Recipe: Tenerina chocolate cake


Dear readers, with the first wave of cold that comes back after the now, alas, last summer we have a certain craving for chocolate to console us from returning to normal routines and to warm ourselves with goodies!

Here we have a simple recipe for you, quick and successful to quench our and your sweet tooth, a soft chocolate cake with an intense flavor! To make it even more special, use our eChiantishop bars, real handmade chocolate with no artificial flavors.
40g flour
100g of sugar
125g dark chocolate
100g butter
4 eggs
Salt to taste
Melt the chocolate in a double saucepan with the butter and 70g sugar, take three eggs and separate the yolks from the whites in two different containers, taking care not to leave traces of yolk in the egg whites. Combine the remaining 30g sugar to the egg whites with a pinch of salt and beat them to stiff peaks, in the meantime the chocolate and the other ingredients will have melted. Once they have all melted, remove from the heat.
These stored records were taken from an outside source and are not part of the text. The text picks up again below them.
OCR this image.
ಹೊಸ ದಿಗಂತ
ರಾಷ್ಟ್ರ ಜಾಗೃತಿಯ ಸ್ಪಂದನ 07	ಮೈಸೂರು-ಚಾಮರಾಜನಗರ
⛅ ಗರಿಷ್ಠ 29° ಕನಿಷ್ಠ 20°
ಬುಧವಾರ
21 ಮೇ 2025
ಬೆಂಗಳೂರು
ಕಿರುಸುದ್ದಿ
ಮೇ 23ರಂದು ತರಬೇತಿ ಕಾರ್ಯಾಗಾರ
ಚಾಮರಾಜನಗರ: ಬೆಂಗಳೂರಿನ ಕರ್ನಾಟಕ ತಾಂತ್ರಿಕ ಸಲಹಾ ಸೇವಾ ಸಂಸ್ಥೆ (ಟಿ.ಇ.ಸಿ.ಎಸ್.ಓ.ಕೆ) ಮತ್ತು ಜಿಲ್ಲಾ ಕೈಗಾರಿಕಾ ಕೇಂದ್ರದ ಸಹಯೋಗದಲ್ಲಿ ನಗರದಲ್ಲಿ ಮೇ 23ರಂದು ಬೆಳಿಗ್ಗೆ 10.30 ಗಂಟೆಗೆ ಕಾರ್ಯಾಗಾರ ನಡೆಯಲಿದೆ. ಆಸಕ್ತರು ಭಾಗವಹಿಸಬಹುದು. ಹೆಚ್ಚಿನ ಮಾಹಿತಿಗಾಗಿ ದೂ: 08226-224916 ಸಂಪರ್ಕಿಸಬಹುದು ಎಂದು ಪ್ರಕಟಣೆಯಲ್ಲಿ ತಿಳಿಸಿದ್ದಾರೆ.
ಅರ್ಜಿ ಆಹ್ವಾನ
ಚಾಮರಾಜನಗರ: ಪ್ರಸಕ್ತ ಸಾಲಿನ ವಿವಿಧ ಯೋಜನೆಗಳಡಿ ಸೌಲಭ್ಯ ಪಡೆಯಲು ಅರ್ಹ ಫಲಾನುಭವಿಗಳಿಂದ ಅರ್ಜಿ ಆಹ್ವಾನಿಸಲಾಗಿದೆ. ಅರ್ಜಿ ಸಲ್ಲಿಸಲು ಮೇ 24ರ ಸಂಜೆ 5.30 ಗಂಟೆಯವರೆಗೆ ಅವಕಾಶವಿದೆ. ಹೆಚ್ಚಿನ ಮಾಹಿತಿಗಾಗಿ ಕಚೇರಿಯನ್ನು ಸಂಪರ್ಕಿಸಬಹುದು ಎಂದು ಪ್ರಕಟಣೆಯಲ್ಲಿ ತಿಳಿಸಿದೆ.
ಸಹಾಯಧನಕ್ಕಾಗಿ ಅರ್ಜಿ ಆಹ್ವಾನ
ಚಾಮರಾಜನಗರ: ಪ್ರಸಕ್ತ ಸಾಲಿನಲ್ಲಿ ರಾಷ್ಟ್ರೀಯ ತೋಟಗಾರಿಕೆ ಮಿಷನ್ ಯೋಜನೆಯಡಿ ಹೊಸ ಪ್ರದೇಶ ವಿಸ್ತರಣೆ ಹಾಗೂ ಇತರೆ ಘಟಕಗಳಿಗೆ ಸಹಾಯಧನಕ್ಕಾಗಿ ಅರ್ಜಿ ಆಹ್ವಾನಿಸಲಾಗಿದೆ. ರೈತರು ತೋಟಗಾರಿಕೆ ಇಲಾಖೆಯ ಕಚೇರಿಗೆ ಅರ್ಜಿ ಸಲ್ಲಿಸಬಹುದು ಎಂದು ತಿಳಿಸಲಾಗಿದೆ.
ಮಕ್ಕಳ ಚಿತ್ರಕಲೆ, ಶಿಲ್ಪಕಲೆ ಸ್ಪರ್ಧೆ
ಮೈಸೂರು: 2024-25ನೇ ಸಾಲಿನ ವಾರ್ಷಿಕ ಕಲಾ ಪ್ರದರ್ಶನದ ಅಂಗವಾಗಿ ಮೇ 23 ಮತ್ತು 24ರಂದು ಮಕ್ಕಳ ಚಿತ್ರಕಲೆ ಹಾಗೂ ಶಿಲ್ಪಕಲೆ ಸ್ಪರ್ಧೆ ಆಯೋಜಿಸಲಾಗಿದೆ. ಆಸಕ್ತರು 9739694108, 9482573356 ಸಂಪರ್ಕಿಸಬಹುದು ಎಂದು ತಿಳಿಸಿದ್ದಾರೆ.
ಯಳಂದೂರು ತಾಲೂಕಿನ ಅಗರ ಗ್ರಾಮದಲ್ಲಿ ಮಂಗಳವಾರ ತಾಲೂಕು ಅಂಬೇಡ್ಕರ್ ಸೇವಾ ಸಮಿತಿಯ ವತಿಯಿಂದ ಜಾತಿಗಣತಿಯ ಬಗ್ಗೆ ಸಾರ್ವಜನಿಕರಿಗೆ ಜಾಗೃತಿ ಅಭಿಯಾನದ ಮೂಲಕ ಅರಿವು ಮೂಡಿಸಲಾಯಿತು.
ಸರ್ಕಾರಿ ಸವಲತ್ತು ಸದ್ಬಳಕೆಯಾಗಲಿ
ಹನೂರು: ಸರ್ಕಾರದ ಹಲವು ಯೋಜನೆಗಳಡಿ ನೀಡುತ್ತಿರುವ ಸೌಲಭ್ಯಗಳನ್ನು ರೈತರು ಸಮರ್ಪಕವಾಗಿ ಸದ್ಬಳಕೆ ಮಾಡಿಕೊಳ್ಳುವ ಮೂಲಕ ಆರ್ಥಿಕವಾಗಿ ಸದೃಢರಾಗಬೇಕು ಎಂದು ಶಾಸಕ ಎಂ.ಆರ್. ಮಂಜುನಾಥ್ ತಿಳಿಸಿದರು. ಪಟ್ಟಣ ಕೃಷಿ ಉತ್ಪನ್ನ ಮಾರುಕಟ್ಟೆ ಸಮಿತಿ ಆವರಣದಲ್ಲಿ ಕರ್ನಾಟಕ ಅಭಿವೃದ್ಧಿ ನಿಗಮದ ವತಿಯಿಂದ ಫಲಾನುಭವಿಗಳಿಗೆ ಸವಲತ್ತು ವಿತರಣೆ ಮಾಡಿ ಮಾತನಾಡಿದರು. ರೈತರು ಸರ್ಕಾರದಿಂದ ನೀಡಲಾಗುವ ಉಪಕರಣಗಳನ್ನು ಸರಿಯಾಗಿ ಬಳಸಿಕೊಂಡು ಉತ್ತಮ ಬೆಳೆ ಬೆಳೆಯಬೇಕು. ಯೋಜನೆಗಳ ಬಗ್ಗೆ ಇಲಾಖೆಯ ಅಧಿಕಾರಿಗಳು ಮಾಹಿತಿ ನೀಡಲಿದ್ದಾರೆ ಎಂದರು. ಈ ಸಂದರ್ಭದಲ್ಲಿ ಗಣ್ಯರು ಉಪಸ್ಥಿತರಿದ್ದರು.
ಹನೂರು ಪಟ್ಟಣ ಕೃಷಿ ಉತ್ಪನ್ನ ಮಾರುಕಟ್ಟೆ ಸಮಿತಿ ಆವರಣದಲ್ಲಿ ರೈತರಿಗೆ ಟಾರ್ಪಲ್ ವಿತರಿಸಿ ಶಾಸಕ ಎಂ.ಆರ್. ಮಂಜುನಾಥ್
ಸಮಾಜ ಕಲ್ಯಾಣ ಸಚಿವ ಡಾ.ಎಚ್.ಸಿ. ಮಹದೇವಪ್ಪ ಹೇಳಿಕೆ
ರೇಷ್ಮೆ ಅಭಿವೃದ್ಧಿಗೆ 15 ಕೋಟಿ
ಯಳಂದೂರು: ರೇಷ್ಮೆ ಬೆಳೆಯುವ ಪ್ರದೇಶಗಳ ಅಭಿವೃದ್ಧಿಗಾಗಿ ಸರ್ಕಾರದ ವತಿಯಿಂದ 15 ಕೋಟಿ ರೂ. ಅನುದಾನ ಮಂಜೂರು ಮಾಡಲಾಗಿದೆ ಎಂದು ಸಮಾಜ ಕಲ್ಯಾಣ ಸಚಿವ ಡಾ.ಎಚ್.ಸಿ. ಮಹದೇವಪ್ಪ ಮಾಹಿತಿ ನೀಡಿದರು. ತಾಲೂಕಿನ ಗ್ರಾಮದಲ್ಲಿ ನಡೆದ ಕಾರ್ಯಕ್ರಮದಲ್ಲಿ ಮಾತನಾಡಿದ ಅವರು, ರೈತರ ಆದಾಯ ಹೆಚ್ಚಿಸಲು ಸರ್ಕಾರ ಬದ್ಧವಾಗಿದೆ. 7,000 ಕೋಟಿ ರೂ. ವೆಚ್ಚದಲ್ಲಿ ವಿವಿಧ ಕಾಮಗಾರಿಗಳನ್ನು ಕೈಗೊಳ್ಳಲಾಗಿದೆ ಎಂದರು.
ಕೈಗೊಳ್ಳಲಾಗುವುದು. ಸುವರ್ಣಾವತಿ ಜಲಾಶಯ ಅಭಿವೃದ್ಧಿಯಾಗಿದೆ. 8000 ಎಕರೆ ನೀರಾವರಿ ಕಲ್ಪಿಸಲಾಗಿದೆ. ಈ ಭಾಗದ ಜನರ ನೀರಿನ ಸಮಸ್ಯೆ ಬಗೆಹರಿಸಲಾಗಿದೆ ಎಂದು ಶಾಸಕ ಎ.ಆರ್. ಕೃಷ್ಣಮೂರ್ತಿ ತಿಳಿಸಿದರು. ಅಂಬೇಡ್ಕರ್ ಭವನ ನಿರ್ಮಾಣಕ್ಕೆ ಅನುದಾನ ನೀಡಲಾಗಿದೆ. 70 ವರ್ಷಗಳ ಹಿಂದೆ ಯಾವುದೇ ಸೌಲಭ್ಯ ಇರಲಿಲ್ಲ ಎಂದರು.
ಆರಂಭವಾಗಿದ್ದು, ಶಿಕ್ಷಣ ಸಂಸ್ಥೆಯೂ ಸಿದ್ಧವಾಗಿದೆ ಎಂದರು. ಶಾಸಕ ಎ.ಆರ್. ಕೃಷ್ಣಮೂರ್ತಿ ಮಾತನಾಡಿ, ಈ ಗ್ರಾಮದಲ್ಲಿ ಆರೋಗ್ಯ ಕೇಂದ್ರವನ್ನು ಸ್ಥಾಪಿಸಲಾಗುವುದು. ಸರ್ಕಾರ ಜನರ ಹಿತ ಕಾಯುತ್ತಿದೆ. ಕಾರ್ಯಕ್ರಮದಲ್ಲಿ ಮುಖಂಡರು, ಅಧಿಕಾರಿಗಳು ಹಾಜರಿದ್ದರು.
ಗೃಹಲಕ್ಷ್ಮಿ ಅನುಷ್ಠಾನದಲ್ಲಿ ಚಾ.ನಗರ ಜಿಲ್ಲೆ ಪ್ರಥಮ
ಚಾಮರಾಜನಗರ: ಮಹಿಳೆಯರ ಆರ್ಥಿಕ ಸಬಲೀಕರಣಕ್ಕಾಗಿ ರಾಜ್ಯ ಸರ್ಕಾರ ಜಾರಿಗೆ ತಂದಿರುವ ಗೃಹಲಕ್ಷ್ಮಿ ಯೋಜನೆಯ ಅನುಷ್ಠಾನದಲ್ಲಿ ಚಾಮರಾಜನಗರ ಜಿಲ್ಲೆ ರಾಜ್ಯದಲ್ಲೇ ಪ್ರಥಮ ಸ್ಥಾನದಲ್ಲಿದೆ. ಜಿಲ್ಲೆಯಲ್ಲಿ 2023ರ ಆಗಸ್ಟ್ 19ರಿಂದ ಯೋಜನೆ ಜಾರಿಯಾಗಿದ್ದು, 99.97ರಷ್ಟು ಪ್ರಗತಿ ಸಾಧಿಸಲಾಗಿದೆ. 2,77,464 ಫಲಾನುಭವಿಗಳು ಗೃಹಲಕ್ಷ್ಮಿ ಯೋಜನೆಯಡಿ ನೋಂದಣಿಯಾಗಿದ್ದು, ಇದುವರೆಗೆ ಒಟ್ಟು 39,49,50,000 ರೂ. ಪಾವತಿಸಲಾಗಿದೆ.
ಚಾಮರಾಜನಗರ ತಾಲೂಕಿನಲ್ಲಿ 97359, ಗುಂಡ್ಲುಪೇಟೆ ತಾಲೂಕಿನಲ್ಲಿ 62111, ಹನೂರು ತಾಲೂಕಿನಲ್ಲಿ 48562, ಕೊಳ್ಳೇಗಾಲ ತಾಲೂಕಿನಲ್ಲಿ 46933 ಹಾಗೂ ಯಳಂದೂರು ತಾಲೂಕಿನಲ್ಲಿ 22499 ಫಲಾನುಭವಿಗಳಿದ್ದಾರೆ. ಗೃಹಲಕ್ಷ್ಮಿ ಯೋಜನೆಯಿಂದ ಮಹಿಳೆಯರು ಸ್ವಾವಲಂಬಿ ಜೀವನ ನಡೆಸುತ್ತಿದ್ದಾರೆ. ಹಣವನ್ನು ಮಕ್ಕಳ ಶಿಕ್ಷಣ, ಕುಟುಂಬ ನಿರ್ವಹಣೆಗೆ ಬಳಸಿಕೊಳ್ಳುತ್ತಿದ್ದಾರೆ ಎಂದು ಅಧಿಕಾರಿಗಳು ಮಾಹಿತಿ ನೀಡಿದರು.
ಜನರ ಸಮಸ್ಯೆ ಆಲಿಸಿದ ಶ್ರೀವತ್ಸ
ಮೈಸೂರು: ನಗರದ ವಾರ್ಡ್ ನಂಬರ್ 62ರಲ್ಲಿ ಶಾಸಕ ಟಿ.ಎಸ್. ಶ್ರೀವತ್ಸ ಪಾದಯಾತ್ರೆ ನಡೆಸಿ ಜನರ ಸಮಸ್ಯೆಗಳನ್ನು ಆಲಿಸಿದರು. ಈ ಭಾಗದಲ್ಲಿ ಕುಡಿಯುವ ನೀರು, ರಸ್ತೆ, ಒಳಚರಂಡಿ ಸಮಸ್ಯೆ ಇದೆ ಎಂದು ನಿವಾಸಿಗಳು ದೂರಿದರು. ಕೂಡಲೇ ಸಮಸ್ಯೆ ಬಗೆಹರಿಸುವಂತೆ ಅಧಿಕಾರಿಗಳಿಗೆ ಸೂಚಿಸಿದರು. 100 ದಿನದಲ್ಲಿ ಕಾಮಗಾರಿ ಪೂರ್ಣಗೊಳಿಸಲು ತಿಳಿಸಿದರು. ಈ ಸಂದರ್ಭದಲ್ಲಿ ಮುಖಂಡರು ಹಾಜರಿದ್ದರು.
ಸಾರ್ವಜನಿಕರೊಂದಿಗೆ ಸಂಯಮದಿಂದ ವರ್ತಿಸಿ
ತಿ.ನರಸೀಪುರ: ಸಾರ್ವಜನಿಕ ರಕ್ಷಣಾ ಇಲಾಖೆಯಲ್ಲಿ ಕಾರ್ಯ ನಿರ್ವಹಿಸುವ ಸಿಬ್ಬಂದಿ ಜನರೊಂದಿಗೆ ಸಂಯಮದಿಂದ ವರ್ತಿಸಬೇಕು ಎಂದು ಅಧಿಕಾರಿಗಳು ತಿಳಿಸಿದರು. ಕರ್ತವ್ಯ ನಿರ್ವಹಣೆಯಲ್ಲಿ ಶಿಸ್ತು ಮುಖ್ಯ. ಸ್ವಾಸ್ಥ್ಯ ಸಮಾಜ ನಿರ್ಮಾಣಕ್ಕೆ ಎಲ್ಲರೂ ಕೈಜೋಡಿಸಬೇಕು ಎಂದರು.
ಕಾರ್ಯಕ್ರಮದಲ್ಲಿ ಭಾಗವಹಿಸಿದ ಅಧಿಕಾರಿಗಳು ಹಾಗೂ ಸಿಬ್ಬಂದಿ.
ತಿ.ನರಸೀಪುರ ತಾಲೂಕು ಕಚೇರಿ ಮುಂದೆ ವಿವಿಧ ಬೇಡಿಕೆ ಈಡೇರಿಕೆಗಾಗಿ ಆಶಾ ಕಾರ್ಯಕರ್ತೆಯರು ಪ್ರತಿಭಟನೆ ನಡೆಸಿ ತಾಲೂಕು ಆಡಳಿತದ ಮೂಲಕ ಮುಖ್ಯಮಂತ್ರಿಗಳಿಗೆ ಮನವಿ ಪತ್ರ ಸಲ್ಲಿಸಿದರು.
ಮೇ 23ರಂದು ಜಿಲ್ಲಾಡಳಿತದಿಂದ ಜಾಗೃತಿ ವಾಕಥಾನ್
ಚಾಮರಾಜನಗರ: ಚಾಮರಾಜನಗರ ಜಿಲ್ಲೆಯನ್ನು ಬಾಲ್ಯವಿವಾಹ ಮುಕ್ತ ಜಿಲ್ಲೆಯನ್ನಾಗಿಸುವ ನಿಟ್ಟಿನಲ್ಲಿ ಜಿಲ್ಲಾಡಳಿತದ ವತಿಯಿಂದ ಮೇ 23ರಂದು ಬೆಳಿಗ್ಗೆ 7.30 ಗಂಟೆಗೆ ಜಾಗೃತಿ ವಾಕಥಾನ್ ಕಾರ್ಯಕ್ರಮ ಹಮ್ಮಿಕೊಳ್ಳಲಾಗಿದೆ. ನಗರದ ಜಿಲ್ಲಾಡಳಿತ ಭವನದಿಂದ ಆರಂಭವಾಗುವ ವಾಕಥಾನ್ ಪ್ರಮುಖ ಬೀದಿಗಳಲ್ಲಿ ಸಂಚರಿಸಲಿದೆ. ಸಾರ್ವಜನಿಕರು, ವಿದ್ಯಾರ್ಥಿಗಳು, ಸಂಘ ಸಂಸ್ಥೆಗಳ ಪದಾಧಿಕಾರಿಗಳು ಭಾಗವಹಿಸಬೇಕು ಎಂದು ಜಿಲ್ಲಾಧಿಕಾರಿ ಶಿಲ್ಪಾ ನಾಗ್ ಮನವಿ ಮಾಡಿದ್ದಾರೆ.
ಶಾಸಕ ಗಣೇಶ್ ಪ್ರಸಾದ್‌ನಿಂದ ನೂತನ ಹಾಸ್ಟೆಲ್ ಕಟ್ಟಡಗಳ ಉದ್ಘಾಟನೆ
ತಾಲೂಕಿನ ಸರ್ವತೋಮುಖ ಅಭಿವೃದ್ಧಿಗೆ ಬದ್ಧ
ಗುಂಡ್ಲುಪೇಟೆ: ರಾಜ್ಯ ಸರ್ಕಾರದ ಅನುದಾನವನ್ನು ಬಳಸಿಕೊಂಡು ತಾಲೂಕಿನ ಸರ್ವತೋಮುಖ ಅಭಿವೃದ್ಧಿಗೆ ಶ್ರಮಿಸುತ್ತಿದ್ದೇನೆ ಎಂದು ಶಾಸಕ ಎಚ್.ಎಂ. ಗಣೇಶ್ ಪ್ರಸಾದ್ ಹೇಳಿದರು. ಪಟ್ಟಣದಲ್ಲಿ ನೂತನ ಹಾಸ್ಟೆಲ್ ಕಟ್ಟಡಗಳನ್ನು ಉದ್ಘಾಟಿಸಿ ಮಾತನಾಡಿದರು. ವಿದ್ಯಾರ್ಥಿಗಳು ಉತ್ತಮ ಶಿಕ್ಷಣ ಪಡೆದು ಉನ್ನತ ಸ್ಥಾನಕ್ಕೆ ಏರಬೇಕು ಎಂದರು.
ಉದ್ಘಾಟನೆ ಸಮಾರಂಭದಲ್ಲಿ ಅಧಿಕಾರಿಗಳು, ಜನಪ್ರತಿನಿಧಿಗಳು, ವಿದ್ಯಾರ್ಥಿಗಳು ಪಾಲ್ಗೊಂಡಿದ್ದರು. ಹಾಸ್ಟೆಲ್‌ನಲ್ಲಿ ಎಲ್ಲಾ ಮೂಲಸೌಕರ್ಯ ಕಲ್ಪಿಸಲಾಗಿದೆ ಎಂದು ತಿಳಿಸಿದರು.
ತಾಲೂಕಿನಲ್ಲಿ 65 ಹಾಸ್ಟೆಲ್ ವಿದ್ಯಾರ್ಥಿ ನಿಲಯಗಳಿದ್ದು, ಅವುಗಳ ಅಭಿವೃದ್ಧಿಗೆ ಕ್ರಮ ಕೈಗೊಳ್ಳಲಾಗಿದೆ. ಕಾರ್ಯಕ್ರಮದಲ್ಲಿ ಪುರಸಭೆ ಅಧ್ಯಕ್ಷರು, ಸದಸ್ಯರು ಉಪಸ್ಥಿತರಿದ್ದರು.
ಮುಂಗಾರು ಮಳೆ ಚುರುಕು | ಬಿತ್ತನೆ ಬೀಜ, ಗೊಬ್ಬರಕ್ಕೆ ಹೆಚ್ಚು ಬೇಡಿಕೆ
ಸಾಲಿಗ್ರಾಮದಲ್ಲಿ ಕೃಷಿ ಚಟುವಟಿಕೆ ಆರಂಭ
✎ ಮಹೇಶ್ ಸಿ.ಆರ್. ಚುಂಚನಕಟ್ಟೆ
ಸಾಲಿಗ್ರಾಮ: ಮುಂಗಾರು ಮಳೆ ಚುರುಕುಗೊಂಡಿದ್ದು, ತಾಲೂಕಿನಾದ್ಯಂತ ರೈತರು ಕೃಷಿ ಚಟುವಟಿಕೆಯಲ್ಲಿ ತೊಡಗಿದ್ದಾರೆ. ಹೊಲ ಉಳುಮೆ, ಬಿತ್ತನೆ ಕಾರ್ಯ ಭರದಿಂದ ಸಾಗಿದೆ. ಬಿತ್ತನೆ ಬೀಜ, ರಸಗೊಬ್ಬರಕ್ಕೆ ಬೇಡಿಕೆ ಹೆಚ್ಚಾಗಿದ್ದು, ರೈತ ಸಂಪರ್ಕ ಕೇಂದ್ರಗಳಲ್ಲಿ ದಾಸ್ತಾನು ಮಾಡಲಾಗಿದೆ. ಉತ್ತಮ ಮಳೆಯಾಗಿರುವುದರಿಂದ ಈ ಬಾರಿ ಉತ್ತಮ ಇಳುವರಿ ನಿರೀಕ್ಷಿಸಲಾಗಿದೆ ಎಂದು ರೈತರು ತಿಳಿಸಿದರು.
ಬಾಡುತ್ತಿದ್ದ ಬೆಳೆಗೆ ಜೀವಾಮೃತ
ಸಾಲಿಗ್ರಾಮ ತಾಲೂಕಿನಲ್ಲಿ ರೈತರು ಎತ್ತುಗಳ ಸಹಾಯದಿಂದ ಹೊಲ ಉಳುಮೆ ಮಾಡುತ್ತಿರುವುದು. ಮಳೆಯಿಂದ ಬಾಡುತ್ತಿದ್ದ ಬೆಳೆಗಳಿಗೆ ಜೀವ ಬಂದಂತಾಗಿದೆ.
Add 3 egg yolks and 1 whole egg to the chocolate and whisk for a few more minutes. When the mixture is ready, add 40g of flour, and the whisked egg whites. Stir the mixture very slowly, with a spoon, from top to bottom until you spread it out onto a baking pan lined with parchment paper or greased and floured taking care not to flatten it. Bake at 180° for 20 mins. When the surface cracks the cake is ready.